Para o fim, e até como contraste à posição europeia, deixo uma interessante e surpreendente – por vezes até desconcertante – descrição de como o processo tem sido conduzido na Casa Branca. É um artigo sobre os bastidores da política americana que encontrei na Axios, de Jonathan Swan, Inside Trump's Venezuela pivot, que contém curiosas descrições de encontros inesperados na Sala Oval mas também o racional das opções da Administração Trump: “His senior advisers universally support unseating Maduro. And people close to Trump say he takes a markedly different view of Venezuela than Middle Eastern war zones. He sees Syria, Afghanistan, and Iraq as beyond help, a waste of American lives and money.

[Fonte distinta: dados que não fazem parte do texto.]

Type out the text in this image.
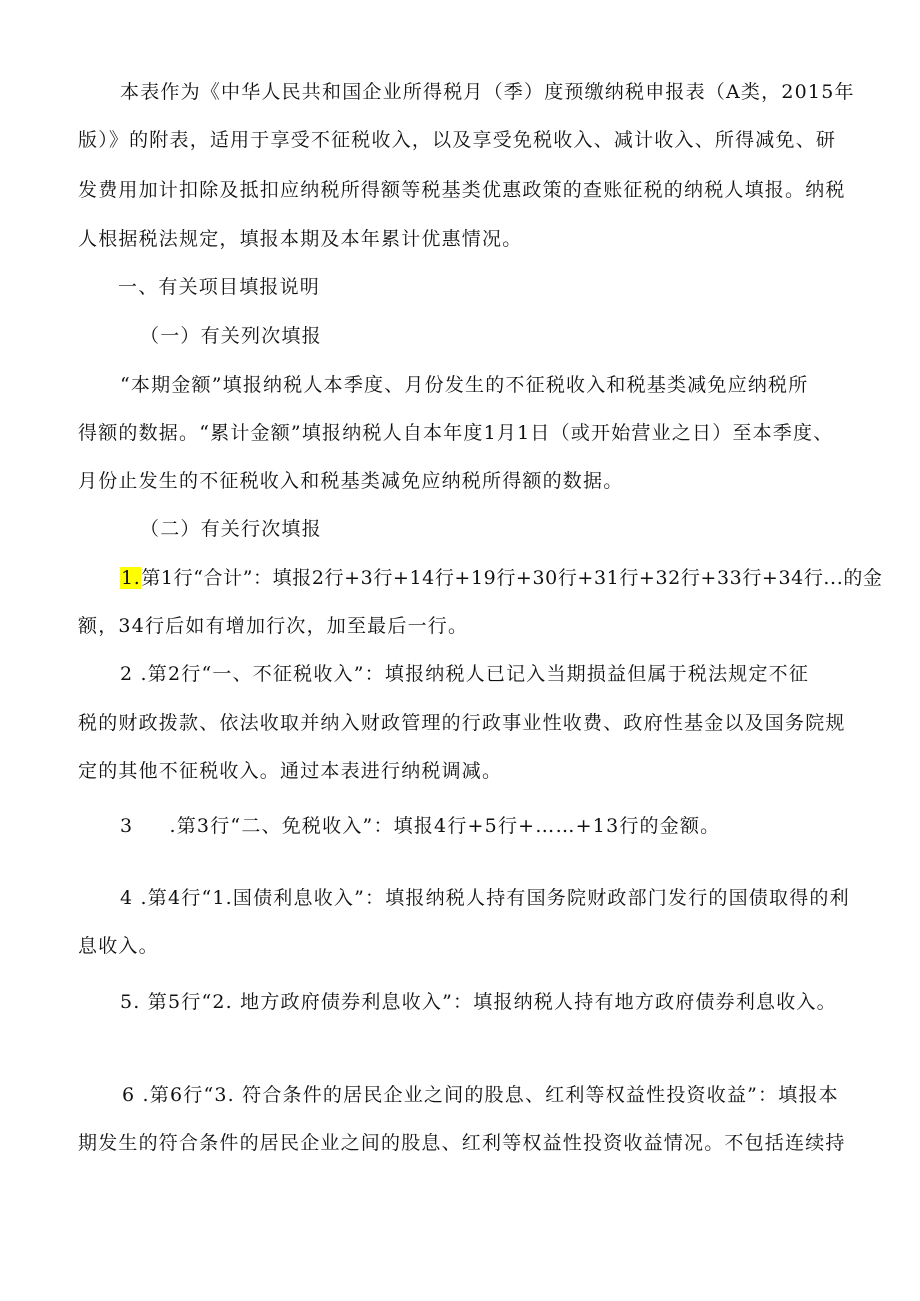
本表作为《中华人民共和国企业所得税月（季）度预缴纳税申报表（A类，2015年
版）》的附表，适用于享受不征税收入，以及享受免税收入、减计收入、所得减免、研
发费用加计扣除及抵扣应纳税所得额等税基类优惠政策的查账征税的纳税人填报。纳税
人根据税法规定，填报本期及本年累计优惠情况。
一、有关项目填报说明
（一）有关列次填报
“本期金额”填报纳税人本季度、月份发生的不征税收入和税基类减免应纳税所
得额的数据。“累计金额”填报纳税人自本年度1月1日（或开始营业之日）至本季度、
月份止发生的不征税收入和税基类减免应纳税所得额的数据。
（二）有关行次填报
1.第1行“合计”：填报2行+3行+14行+19行+30行+31行+32行+33行+34行...的金
额，34行后如有增加行次，加至最后一行。
2 .第2行“一、不征税收入”：填报纳税人已记入当期损益但属于税法规定不征
税的财政拨款、依法收取并纳入财政管理的行政事业性收费、政府性基金以及国务院规
定的其他不征税收入。通过本表进行纳税调减。
3     .第3行“二、免税收入”：填报4行+5行+……+13行的金额。
4 .第4行“1.国债利息收入”：填报纳税人持有国务院财政部门发行的国债取得的利
息收入。
5. 第5行“2. 地方政府债券利息收入”：填报纳税人持有地方政府债券利息收入。
6 .第6行“3. 符合条件的居民企业之间的股息、红利等权益性投资收益”：填报本
期发生的符合条件的居民企业之间的股息、红利等权益性投资收益情况。不包括连续持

Venezuela, in his view, is different: It's a neighbor, and a crisis there directly affects the U.S., via trade and migration. Trump thinks Venezuela should be rich and peaceful.” Mais: “Trump's instincts on Venezuela find daily reinforcement from the growing uprising on the ground there, the rare unity with other democratic Western governments, largely favorable media coverage, and bipartisan support on Capitol Hill.